Samedi 11 septembre 1999

Vénérés frères dans l'épiscopat et dans le sacerdoce,
Mesdames et Messieurs!


1. Je suis heureux, chers membres de la Fondation "Centesimus Annus - Pro Pontifice", de me trouver ici avec vous et vos proches. Je salue Mgr Agostino Cacciavillan, Président de l'Administration du Patrimoine du Siège apostolique, que je remercie des paroles courtoises qu'il m'a adressées. Je salue également Mgr Claudio Maria Celli, Secrétaire de la même Administration, Mgr Daniele Rota et Dom Massimo Magagnin, Assistants nationaux, ainsi que les autres ecclésiastiques présents. Je souhaite également une bienvenue cordiale à vous tous qui n'avez pas voulu manquer ce rendez-vous.

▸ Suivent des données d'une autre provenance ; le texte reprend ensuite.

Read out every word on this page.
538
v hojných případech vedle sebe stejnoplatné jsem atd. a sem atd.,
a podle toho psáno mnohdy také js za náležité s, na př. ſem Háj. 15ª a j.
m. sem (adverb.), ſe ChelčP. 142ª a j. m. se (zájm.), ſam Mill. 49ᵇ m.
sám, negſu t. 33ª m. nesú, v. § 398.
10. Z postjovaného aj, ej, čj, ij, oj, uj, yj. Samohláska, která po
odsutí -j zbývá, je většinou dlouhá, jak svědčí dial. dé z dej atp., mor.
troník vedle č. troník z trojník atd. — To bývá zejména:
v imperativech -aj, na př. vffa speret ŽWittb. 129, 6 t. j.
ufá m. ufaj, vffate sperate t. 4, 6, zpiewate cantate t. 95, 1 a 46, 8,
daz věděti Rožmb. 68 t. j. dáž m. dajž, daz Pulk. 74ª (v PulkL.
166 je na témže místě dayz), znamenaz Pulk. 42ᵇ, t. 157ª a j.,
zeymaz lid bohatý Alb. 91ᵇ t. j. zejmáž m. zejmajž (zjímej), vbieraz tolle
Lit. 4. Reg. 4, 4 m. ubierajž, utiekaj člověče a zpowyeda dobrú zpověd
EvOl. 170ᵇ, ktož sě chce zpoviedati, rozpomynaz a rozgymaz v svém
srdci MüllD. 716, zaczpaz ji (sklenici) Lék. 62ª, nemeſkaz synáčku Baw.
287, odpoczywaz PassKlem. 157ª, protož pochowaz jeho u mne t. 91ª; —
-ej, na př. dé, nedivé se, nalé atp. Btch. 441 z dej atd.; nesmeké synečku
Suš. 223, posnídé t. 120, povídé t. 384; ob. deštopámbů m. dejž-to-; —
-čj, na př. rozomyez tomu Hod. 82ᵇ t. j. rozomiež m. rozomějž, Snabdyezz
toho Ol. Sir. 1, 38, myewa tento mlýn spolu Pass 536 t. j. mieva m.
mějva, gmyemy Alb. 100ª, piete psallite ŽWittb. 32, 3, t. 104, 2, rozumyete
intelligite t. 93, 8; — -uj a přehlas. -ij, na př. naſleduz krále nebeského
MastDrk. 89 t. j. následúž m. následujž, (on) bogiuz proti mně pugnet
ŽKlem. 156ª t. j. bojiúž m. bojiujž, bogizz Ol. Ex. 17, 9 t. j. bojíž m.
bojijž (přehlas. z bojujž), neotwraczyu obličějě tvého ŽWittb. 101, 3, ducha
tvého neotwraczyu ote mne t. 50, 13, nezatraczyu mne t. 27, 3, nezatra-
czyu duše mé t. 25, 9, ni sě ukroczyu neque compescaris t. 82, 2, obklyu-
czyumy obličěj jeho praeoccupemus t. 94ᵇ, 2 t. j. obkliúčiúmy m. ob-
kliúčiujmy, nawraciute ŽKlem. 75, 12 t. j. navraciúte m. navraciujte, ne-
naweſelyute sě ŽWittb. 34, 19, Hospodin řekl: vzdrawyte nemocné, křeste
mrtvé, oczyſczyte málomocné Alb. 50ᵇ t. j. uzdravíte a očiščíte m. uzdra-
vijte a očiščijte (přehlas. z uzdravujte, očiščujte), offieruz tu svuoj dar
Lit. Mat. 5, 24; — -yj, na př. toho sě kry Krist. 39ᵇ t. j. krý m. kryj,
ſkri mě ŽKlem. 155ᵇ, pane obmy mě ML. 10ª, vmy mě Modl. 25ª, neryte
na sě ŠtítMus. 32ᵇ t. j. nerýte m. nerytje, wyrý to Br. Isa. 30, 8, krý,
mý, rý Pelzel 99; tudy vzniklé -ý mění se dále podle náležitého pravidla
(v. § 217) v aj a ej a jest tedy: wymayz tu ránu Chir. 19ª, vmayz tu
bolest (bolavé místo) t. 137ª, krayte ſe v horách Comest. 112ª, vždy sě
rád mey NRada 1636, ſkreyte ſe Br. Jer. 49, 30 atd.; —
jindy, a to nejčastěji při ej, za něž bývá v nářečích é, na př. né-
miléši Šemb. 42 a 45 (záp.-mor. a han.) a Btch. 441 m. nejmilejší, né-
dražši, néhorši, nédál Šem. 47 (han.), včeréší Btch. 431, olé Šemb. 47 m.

Votre dernière rencontre ne remonte qu'au mois de février dernier, mais vous avez ressenti l'exigence de vous retrouver encore une fois à l'approche de l'Année Sainte de l'An 2000. Le Jubilé constitue, en effet, un grand rendez-vous ecclésial, auquel votre fondation est appelée à collaborer, dans le cadre du Jubilé du Monde du Travail, pour préparer le secteur des agents financiers. Alors que je vous remercie de votre disponibilité, je me réjouis avec vous qui, précisément en vue d'un tel événement, avez opportunément décidé d'approfondir pour l'année prochaine le thème:  "Ethique et finance". J'ai connaissance de votre intention d'organiser un congrès international sur ce thème à la veille de la Journée jubilaire. C'est avec satisfaction que je note cette initiative importante et je souhaite qu'elle produise des fruits abondants.

Aujourd'hui, vous avez voulu consacrer une large place à l'intervention de Mgr Miroslav Marusyn, Secrétaire de la Congrégation pour les Eglises orientales,  qui vous a parlé  de mon récent voyage apostolique en Roumanie et des nombreuses nécessités spirituelles et matérielles qui marquent la vie des Communautés catholiques orientales.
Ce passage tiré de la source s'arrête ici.